Machine Learning with Spark – 4 Days
Course Description
Spark is a new and very popular Big Data processing engine. Spark MLLib is a de facto standard for machine learning in Big Data.
This course is intended for data scientists and software engineers. It maintains an optimal balance of theory and practice. For each machine learning concept, we first discuss the foundations, its applicability and limitations. Then we explain the implementation and use, and specific use cases. This is achieved through a combination of about 50% lecture, 50% lab work.
What You Will Learn
- attain thorough understanding of popular machine learning algorithms, their applicability and limitations
- practice the application of these methods in the Spark machine learning environment
- achieve clarity in the real-world use of machine learning by illustrating each method with practical use cases
Intended Audience
Data Scientists and Software Engineers
Lab Environment
Working Spark environment will be provided for students. Students would only need an SSH client and a browse.
Zero Install : There is no need to install software on students’ machines.
Prerequisites
- familiarity with programming in at least one language
- be able to navigate Linux command line
- basic knowledge of command line Linux editors (VI / nano)
Outline
Section 1: Introductions and overviews
- Machine learning: goals, results, supervised/unsupervised
- Spark as a tool for Big Data
- Scala as the language of Spark (together with Python, Java and R)

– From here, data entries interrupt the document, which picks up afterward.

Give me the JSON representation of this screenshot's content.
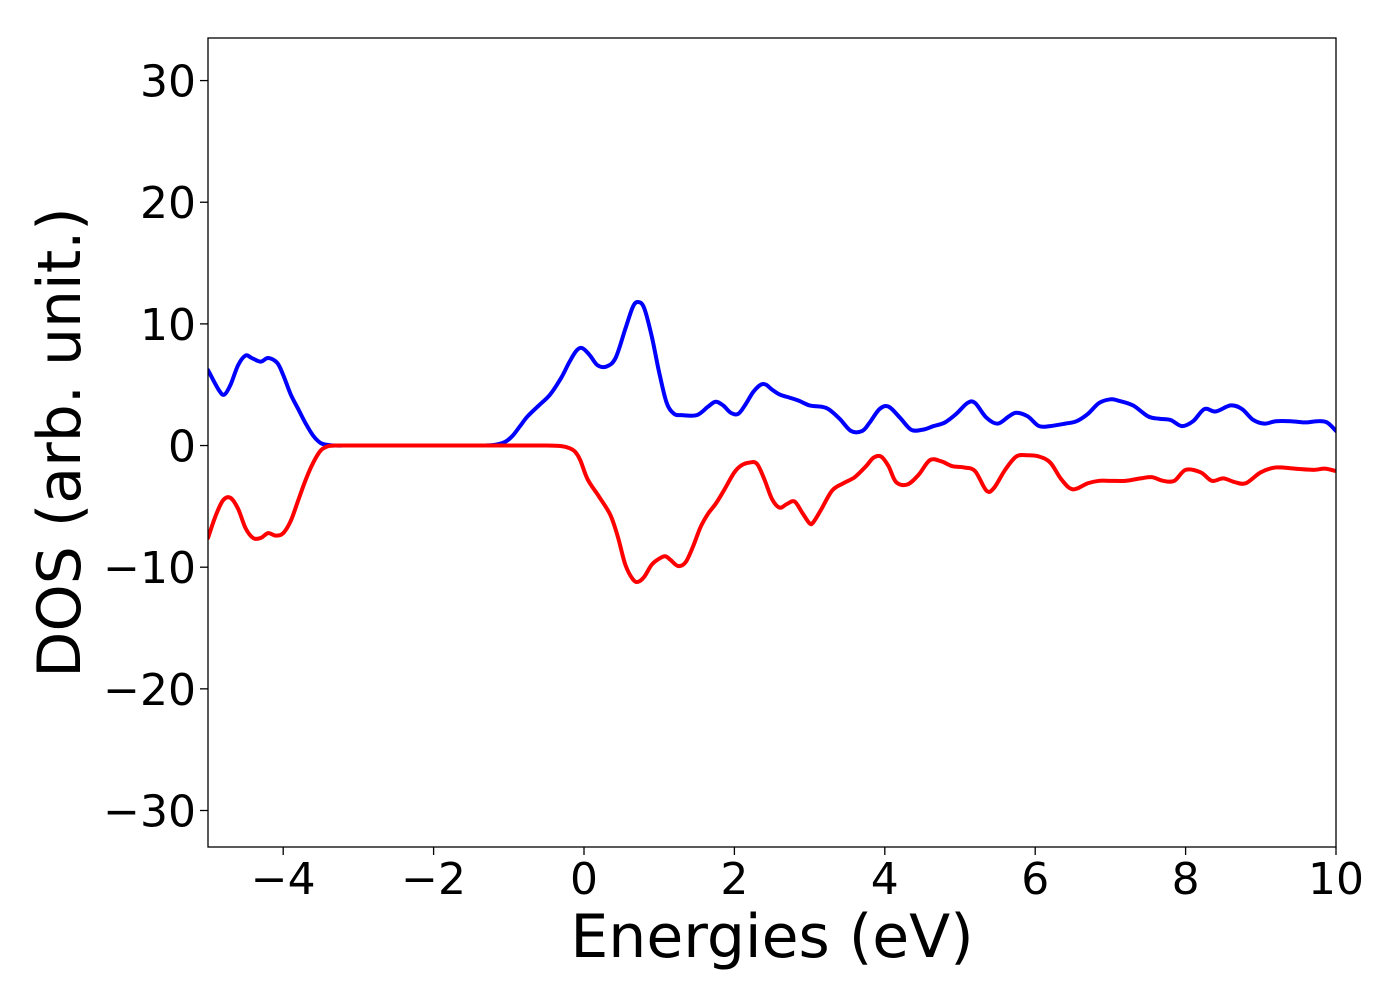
{
  "chart_data": {
    "type": "line",
    "title": "",
    "xlabel": "Energies (eV)",
    "ylabel": "DOS (arb. unit.)",
    "xlim": [
      -5,
      10
    ],
    "ylim": [
      -33,
      33.5
    ],
    "x_ticks": [
      -4,
      -2,
      0,
      2,
      4,
      6,
      8,
      10
    ],
    "x_tick_labels": [
      "−4",
      "−2",
      "0",
      "2",
      "4",
      "6",
      "8",
      "10"
    ],
    "y_ticks": [
      -30,
      -20,
      -10,
      0,
      10,
      20,
      30
    ],
    "y_tick_labels": [
      "−30",
      "−20",
      "−10",
      "0",
      "10",
      "20",
      "30"
    ],
    "grid": false,
    "legend": "none",
    "series": [
      {
        "color": "#0000ff",
        "x": [
          -5.0,
          -4.85,
          -4.78,
          -4.7,
          -4.6,
          -4.5,
          -4.42,
          -4.3,
          -4.2,
          -4.08,
          -4.0,
          -3.9,
          -3.8,
          -3.7,
          -3.6,
          -3.5,
          -3.4,
          -3.3,
          -3.2,
          -3.0,
          -2.5,
          -2.0,
          -1.5,
          -1.2,
          -1.05,
          -0.95,
          -0.85,
          -0.75,
          -0.6,
          -0.45,
          -0.3,
          -0.2,
          -0.1,
          -0.02,
          0.08,
          0.18,
          0.3,
          0.42,
          0.55,
          0.65,
          0.72,
          0.8,
          0.9,
          1.0,
          1.1,
          1.2,
          1.3,
          1.5,
          1.65,
          1.75,
          1.85,
          1.95,
          2.05,
          2.15,
          2.25,
          2.35,
          2.42,
          2.5,
          2.6,
          2.7,
          2.85,
          3.0,
          3.15,
          3.25,
          3.4,
          3.55,
          3.7,
          3.8,
          3.93,
          4.05,
          4.2,
          4.35,
          4.5,
          4.65,
          4.8,
          4.95,
          5.1,
          5.2,
          5.35,
          5.5,
          5.65,
          5.75,
          5.9,
          6.05,
          6.2,
          6.4,
          6.55,
          6.7,
          6.85,
          7.0,
          7.1,
          7.3,
          7.5,
          7.65,
          7.8,
          7.95,
          8.1,
          8.25,
          8.4,
          8.6,
          8.75,
          8.9,
          9.05,
          9.2,
          9.4,
          9.6,
          9.75,
          9.88,
          10.0
        ],
        "y": [
          6.2,
          4.5,
          4.2,
          5.0,
          6.6,
          7.4,
          7.2,
          6.9,
          7.2,
          6.8,
          5.8,
          4.2,
          3.0,
          1.8,
          0.8,
          0.2,
          0.05,
          0.0,
          0.0,
          0.0,
          0.0,
          0.0,
          0.0,
          0.05,
          0.3,
          0.8,
          1.6,
          2.4,
          3.3,
          4.2,
          5.6,
          6.8,
          7.8,
          8.0,
          7.4,
          6.6,
          6.5,
          7.2,
          9.6,
          11.4,
          11.8,
          11.3,
          9.0,
          6.0,
          3.5,
          2.6,
          2.5,
          2.5,
          3.2,
          3.6,
          3.3,
          2.7,
          2.6,
          3.4,
          4.4,
          5.0,
          5.0,
          4.6,
          4.2,
          4.0,
          3.7,
          3.3,
          3.2,
          3.0,
          2.2,
          1.2,
          1.2,
          1.9,
          3.0,
          3.2,
          2.3,
          1.3,
          1.3,
          1.6,
          1.9,
          2.6,
          3.5,
          3.5,
          2.3,
          1.8,
          2.4,
          2.7,
          2.4,
          1.6,
          1.6,
          1.8,
          2.0,
          2.6,
          3.5,
          3.8,
          3.7,
          3.3,
          2.4,
          2.2,
          2.1,
          1.6,
          2.0,
          3.0,
          2.8,
          3.3,
          3.0,
          2.1,
          1.8,
          2.0,
          2.0,
          1.9,
          2.0,
          1.9,
          1.2
        ]
      },
      {
        "color": "#ff0000",
        "x": [
          -5.0,
          -4.9,
          -4.8,
          -4.7,
          -4.6,
          -4.5,
          -4.4,
          -4.3,
          -4.2,
          -4.1,
          -4.0,
          -3.9,
          -3.8,
          -3.7,
          -3.6,
          -3.5,
          -3.4,
          -3.3,
          -3.2,
          -3.0,
          -2.5,
          -2.0,
          -1.5,
          -1.0,
          -0.5,
          -0.3,
          -0.2,
          -0.12,
          -0.05,
          0.05,
          0.2,
          0.35,
          0.45,
          0.55,
          0.65,
          0.72,
          0.8,
          0.9,
          1.0,
          1.08,
          1.15,
          1.25,
          1.35,
          1.45,
          1.55,
          1.65,
          1.75,
          1.85,
          2.0,
          2.1,
          2.2,
          2.3,
          2.4,
          2.5,
          2.6,
          2.7,
          2.8,
          2.9,
          3.0,
          3.05,
          3.15,
          3.3,
          3.45,
          3.6,
          3.75,
          3.85,
          3.95,
          4.05,
          4.15,
          4.3,
          4.45,
          4.6,
          4.75,
          4.9,
          5.05,
          5.2,
          5.35,
          5.45,
          5.6,
          5.75,
          5.9,
          6.05,
          6.2,
          6.35,
          6.5,
          6.7,
          6.85,
          7.0,
          7.2,
          7.4,
          7.55,
          7.7,
          7.85,
          8.0,
          8.2,
          8.35,
          8.5,
          8.65,
          8.8,
          9.0,
          9.2,
          9.45,
          9.7,
          9.85,
          10.0
        ],
        "y": [
          -7.6,
          -5.8,
          -4.5,
          -4.3,
          -5.2,
          -6.8,
          -7.6,
          -7.6,
          -7.2,
          -7.4,
          -7.2,
          -6.2,
          -4.5,
          -2.8,
          -1.4,
          -0.4,
          -0.05,
          0.0,
          0.0,
          0.0,
          0.0,
          0.0,
          0.0,
          0.0,
          0.0,
          -0.05,
          -0.2,
          -0.5,
          -1.2,
          -2.8,
          -4.2,
          -5.7,
          -7.5,
          -9.8,
          -11.0,
          -11.2,
          -10.8,
          -9.8,
          -9.3,
          -9.1,
          -9.4,
          -9.9,
          -9.6,
          -8.3,
          -6.7,
          -5.6,
          -4.8,
          -3.8,
          -2.2,
          -1.6,
          -1.4,
          -1.5,
          -2.8,
          -4.4,
          -5.1,
          -4.8,
          -4.6,
          -5.5,
          -6.4,
          -6.3,
          -5.3,
          -3.7,
          -3.1,
          -2.6,
          -1.7,
          -1.0,
          -0.9,
          -1.7,
          -3.0,
          -3.2,
          -2.4,
          -1.2,
          -1.3,
          -1.7,
          -1.8,
          -2.1,
          -3.7,
          -3.5,
          -2.0,
          -0.9,
          -0.8,
          -0.9,
          -1.4,
          -2.8,
          -3.6,
          -3.1,
          -2.9,
          -2.9,
          -2.9,
          -2.7,
          -2.6,
          -2.9,
          -2.9,
          -2.0,
          -2.2,
          -2.9,
          -2.7,
          -3.0,
          -3.1,
          -2.2,
          -1.8,
          -1.9,
          -2.0,
          -1.9,
          -2.1
        ]
      }
    ]
  }
}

If the students do not have the Spark/Scala prerequisites, a thorough introduction of these is taught in the section
Section 2: SVM (Supervised Vector Machines)
- Theory
- Lab
- Use case: anomaly detection
Section 3: Logistic Regression
- Theory
- Lab
- Use case: healthcare prediction
Section 4: Linear regression
- Theory
- Lab
- Use case: financial modelling
Section 5: Naive Bayes
- Theory
- Lab
- Use case: spam filtering
Section 6: Decision Trees
- Theory
- Lab
- Use case: vessel shipment planning
Section 7: Clustering (K-Means)
- Theory
- Lab
- Use case: topic grouping
Section 8: LDA (Latent Dirichlet Allocation)
- Theory
- Lab
- Use case: unsupervised topic discovery
Section 9: Principal Component Analysis (PCA)
- Theory
- Lab
- Use case: stock analysis
Section 10: Recommendation (Collaborative filtering)
- Theory
- Lab
- Use case: dating
Section 11: Graphs – graph operations
- Theory
- Lab
- Use case: finding followers
Section 12: Graphs – optimizations with Pregel
- Theory
- Lab
- Use case: shortest routes, PageRank